RESEARCH TRIANGLE PARK - Barrett Joyner, one of the biggest names in RTP's high-tech entrepreneurial community, is the new vice president of sales and marketing at Mi-Co.
"I had to find work where they would actually pay me," Joyner tells Local Tech Wire with a hearty laugh.
Joyner, who rose through the ranks at SAS over nearly two decades to become president of the North American Division of Jim Goodnight's company, has been out of a job since he stepped down as chief executive officer at FullSeven Technologies in July. Joyner gave up his job in a cash-saving move for that startup but remained chairman of the board and helped FullSeven land a round of financing on Oct. 23. He remains head of that board.
But Mi-Co will get the bulk of Joyner's attention now.
"It's so much fun being in high-tech," he says. Since leaving SAS in 2000, Joyner has had brief tenures at SciQuest and FullSeven. But despite a 16-year stint at SAS and an eight-year run at Research Triangle Park before that, Joyner says job changes are not something new. And neither is sales.
Used to change - and closing deals
"At RTI, it was project based so it was like getting a new job every six months," he says, referring to grant proposals and closings. "And at SAS, we were growing so much it was a lot like getting a new job every year.

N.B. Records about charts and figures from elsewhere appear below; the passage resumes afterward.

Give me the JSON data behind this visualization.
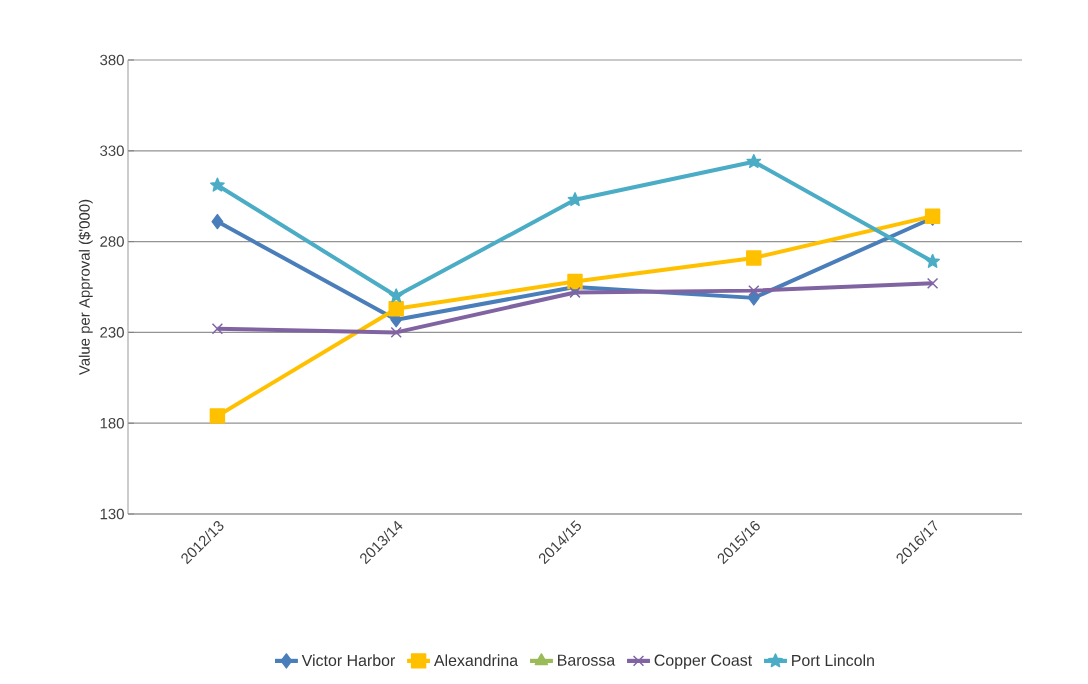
{
  "chart_data": {
    "type": "line",
    "ylabel": "Value per Approval ($'000)",
    "categories": [
      "2012/13",
      "2013/14",
      "2014/15",
      "2015/16",
      "2016/17"
    ],
    "series": [
      {
        "name": "Victor Harbor",
        "color": "#4a7ebb",
        "marker": "diamond",
        "values": [
          291,
          237,
          255,
          249,
          293
        ]
      },
      {
        "name": "Alexandrina",
        "color": "#ffc000",
        "marker": "square",
        "values": [
          184,
          243,
          258,
          271,
          294
        ]
      },
      {
        "name": "Barossa",
        "color": "#9bbb59",
        "marker": "triangle",
        "values": [
          null,
          null,
          null,
          null,
          null
        ]
      },
      {
        "name": "Copper Coast",
        "color": "#8064a2",
        "marker": "cross",
        "values": [
          232,
          230,
          252,
          253,
          257
        ]
      },
      {
        "name": "Port Lincoln",
        "color": "#4bacc6",
        "marker": "star",
        "values": [
          311,
          250,
          303,
          324,
          269
        ]
      }
    ],
    "ylim": [
      130,
      380
    ],
    "yticks": [
      130,
      180,
      230,
      280,
      330,
      380
    ],
    "grid": "y",
    "legend": "bottom",
    "line_style": "solid"
  }
}
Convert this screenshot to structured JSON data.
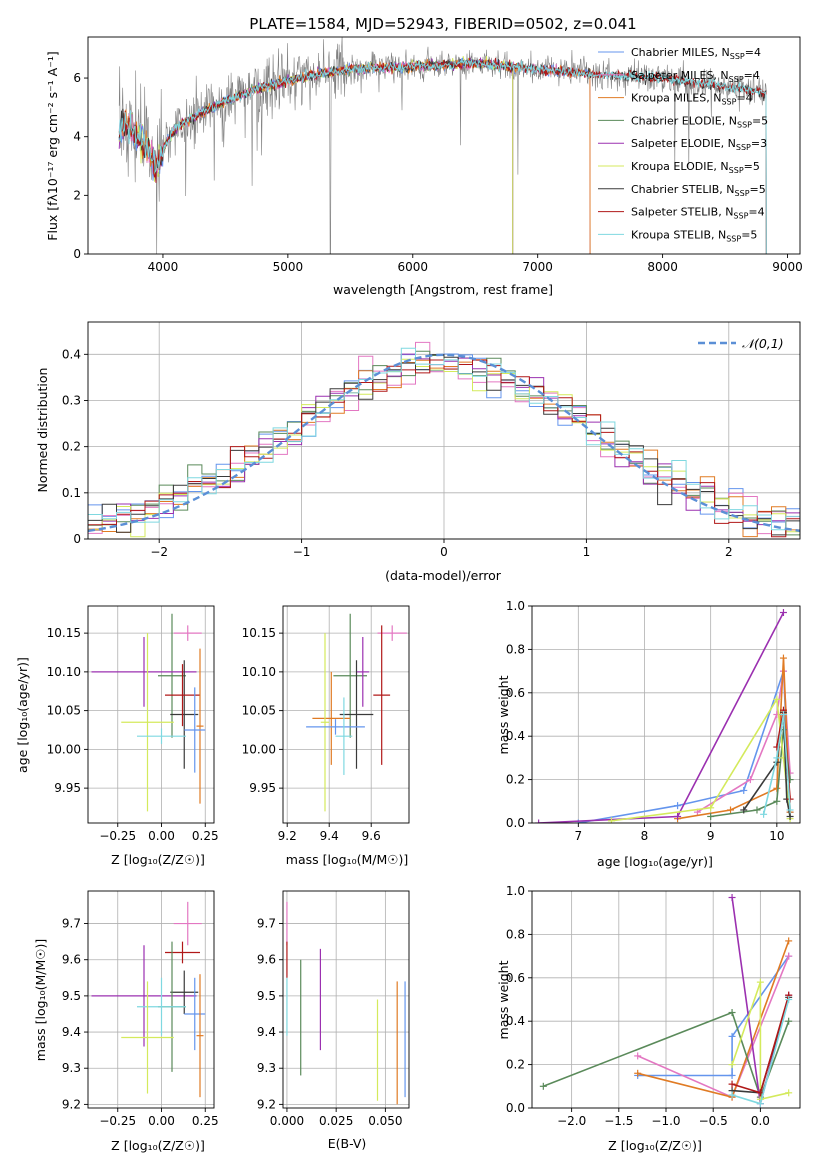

"Both are very entrepreneurial in nature."
Joyner joined SAS as an account executive before moving into sales management, marketing and later becoming vice president of sales and marketing when the divisions were merged. His last post was president of the North American group.
At Mi-Co, Joyner will be working a second time with Jim Clary. The president and co-founder of Mi-Co and Joyner worked together at RTI for several years.
Clary and his son Greg, who is chief technology officer, co-founded Mi-Co in 1999.
Mi-Co has developed software that successfully and very accurately captures written communications and can transmit the information wirelessly. Mi-Co also enables mobile professionals such as doctors and medical technicians to fill out conventional paper forms with the data being transmitted and captured in an enterprise database.
More VC coming?
Joyner says he likes what he sees at Mi-Co.
"This gets paper and pen into the tech age," Joyner says - but not in too disruptive a fashion.
"A key to adoption in technology is not to destroy what's already useful," Joyner says. "Mi-Co takes the pest of paper and ink and customers don't have to completely retool their processes in order to get the benefits of the technology."
Mi-Co, which has some 10 employees and operates out of the First Flight Venture Center, has made numerous sales and has several high-profile partners such as IBM, Palm, Microsoft, HP and Ericsson. It also has raised more than $3.5 million in venture capital. And more may be on the way.
Is Joyner's hire part of a beefing up at Mi-Co to prepare for another VC round and a growth spurt?
Says Joyner: "There may be something coming up."